OFSC adds clause to alleviate landowner concerns

MANITOULIN—Due to all the controversy surrounding the proposed Supporting Ontario Trails Act 20016, better known as Bill 100, the Ontario Federation of Snowmobile Clubs (OFSC) has added a new clause in its prescribed trail land use permission forms, that a landowner/occupier that signs is not giving permission for a registered easement over the designated premises.

“They (OFSC) have amended the prescribed snowmobile trail land use permission to include this,” said Brad Middleton, of the Manitoulin Snowdusters Club Inc., earlier this week. He explained that on the prescribed snowmobile trail land use permission form, specifically number eight in the terms and conditions, “the landowner/occupier and the local snowmobile club mutually confirm that the landowner/occupier, by signing this MOU (Memorandum of Understanding for the prescribed snowmobile trail l and use permission), is not requesting nor granting permission for a registered easement over the designated premises.”

Mr. Middleton relayed this information to members of the Snowdusters at a meeting last week. “There were always seven points provided on the land use permission forms, and now they (OFSC) have added an eighth. This has always been what the dispute has been surrounding, so the OFSC came out in the spring with this new form to take into account Bill 100. And as it says under the eighth point, snowmobile clubs hereby agree not to claim any easements on a landowner’s property. This has been the big issue in all of this controversy.”

“And under the new forms, as we have been informed by Paul Shaughnessy, the executive director of the OFSC in Barrie, as to whether changes, modifications or amendments can be made to the prescribed land use permission form; that we are in fact allowed to make changes, and perhaps even add on an additional page to the form, such as a schedule A,” said Mr.
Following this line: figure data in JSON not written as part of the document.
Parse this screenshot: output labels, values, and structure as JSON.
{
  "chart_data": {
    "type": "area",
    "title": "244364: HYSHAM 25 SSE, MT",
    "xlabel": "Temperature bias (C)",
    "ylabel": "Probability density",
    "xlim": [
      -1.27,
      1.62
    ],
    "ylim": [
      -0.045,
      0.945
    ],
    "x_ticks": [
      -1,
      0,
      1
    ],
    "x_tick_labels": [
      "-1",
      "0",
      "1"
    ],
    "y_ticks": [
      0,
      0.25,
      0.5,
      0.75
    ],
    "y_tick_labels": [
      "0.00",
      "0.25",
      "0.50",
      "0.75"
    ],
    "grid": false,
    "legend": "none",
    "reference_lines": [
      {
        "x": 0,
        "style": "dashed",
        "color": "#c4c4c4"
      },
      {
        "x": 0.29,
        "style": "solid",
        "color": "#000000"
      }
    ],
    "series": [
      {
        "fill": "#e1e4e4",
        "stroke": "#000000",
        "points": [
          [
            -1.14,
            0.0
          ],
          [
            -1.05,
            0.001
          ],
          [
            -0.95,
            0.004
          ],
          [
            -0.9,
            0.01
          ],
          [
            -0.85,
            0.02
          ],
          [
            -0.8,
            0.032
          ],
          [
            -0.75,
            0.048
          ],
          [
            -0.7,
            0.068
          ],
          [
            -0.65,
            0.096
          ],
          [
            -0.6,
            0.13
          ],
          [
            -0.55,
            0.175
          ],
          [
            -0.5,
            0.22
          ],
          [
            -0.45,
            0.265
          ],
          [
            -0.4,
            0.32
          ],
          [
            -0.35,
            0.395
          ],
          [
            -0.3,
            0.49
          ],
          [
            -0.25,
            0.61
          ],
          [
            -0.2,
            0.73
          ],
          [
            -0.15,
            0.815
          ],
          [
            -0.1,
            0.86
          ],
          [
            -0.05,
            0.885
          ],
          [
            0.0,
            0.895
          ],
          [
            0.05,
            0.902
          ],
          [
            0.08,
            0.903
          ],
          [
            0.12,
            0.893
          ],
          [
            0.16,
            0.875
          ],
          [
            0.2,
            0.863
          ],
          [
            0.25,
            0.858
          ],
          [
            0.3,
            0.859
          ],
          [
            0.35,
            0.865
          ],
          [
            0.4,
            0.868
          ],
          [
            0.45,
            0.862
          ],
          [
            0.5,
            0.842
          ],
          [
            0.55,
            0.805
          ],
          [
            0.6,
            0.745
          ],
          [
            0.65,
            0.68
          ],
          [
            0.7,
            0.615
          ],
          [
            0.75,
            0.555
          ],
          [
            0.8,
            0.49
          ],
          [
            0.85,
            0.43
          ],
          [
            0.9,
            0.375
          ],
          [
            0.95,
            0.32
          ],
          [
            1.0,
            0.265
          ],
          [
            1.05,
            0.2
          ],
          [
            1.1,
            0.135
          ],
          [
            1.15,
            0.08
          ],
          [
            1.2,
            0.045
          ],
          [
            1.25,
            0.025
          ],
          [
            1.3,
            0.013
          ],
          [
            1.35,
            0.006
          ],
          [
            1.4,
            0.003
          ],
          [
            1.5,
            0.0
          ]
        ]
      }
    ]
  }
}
Middleton. “This would be helpful because we could tailor the additional page to include any additional clauses or provisions that an individual land owner might want to included, as part of the overall agreement for land use permission.”

“So, for instance, if a landowner wants other things on the form, such as that snowmobilers cannot use their land during a certain period of time, this can be put on the form,” said Mr. Middleton.

Mr. Middleton also noted that with this type of snowmobile trail land use permission, the Snowdusters are able to use a prescribed portion of a landowner’s property (agreed upon) and for this “the landowner can feel safe in the knowledge that they have full insurance coverage through the OFSC in the event any personal injury or property damage occurs.”

“The other thing is that the trail system under Bill 100 includes all trail users, including for instance hikers, four-wheelers, and other, and of all those people the organization-snowmobilers are by far the largest; there are 32,000 kilometres of trails in Ontario,” continued Mr. Middleton, “but snowmobilers also leave the smallest human footprint. When the spring comes and the snow melts we don’t use the trails.”